Using data from NASA’s Fermi Gamma-ray Space Telescope and other facilities, an international team of scientists has found the first gamma-ray binary in another galaxy and the most luminous one ever seen. The dual-star system, dubbed LMC P3, contains a massive star and a crushed stellar core that interact to produce a cyclic flood of gamma rays, the highest-energy form of light.

“Fermi has detected only five of these systems in our own galaxy, so finding one so luminous and distant is quite exciting,” said lead researcher Robin Corbet at NASA’s Goddard Space Flight Center in Greenbelt, Maryland. “Gamma-ray binaries are prized because the gamma-ray output changes significantly during each orbit and sometimes over longer time scales. This variation lets us study many of the emission processes common to other gamma-ray sources in unique detail.”

These rare systems contain either a neutron star or a black hole and radiate most of their energy in the form of gamma rays. Remarkably, LMC P3 is the most luminous such system known in gamma rays, X-rays, radio waves and visible light, and it’s only the second one discovered with Fermi.

 

A paper describing the discovery will appear in the Oct. 1 issue of The Astrophysical Journal and is now available online.

LMC P3 lies within the expanding debris of a supernova explosion located in the Large Magellanic Cloud (LMC), a small nearby galaxy about 163,000 light-years away. In 2012, scientists using NASA’s Chandra X-ray Observatory found a strong X-ray source within the supernova remnant and showed that it was orbiting a hot, young star many times the sun’s mass. The researchers concluded the compact object was either a neutron star or a black hole and classified the system as a high-mass X-ray binary (HMXB).

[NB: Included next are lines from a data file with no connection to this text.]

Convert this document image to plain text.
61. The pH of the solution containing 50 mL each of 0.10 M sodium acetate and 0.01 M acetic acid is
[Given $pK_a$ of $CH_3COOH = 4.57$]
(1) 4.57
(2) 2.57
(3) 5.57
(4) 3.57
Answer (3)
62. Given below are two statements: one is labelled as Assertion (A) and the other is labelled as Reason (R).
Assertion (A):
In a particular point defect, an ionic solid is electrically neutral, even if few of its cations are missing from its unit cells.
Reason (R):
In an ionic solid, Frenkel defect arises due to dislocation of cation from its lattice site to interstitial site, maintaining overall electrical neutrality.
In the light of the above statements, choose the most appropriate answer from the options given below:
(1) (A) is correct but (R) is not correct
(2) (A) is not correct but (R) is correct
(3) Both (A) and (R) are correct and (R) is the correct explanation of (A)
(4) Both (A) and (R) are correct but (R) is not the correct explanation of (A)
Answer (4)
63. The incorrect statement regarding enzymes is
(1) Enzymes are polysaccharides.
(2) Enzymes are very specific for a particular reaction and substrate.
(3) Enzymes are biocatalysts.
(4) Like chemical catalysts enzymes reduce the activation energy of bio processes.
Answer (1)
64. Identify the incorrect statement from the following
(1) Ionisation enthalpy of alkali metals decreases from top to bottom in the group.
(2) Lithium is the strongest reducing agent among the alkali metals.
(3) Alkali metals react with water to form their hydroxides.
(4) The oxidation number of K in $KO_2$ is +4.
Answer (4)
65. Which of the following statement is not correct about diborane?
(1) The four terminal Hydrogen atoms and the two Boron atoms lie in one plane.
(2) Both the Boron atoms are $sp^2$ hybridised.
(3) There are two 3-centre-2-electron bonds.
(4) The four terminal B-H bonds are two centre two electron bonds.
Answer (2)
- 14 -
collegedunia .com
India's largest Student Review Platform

In 2015, Corbet’s team began looking for new gamma-ray binaries in Fermi data by searching for the periodic changes characteristic of these systems. The scientists discovered a 10.3-day cyclic change centered near one of several gamma-ray point sources recently identified in the LMC. One of them, called P3, was not linked to objects seen at any other wavelengths but was located near the HMXB. Were they the same object?

To find out, Corbet’s team observed the binary in X-rays using NASA’s Swift satellite, at radio wavelengths with the Australia Telescope Compact Array near Narrabri and in visible light using the 4.1-meter Southern Astrophysical Research Telescope on Cerro Pachón in Chile and the 1.9-meter telescope at theSouth African Astronomical Observatory near Cape Town.

The Swift observations clearly reveal the same 10.3-day emission cycle seen in gamma rays by Fermi. They also indicate that the brightest X-ray emission occurs opposite the gamma-ray peak, so when one reaches maximum the other is at minimum. Radio data exhibit the same period and out-of-phase relationship with the gamma-ray peak, confirming that LMC P3 is indeed the same system investigated by Chandra.

“The optical observations show changes due to binary orbital motion, but because we don’t know how the orbit is tilted into our line of sight, we can only estimate the individual masses,” said team member Jay Strader, an astrophysicist at Michigan State University in East Lansing. “The star is between 25 and 40 times the sun’s mass, and if we’re viewing the system at an angle midway between face-on and edge-on, which seems most likely, its companion is a neutron star about twice the sun’s mass.” If, however, we view the binary nearly face-on, then the companion must be significantly more massive and a black hole.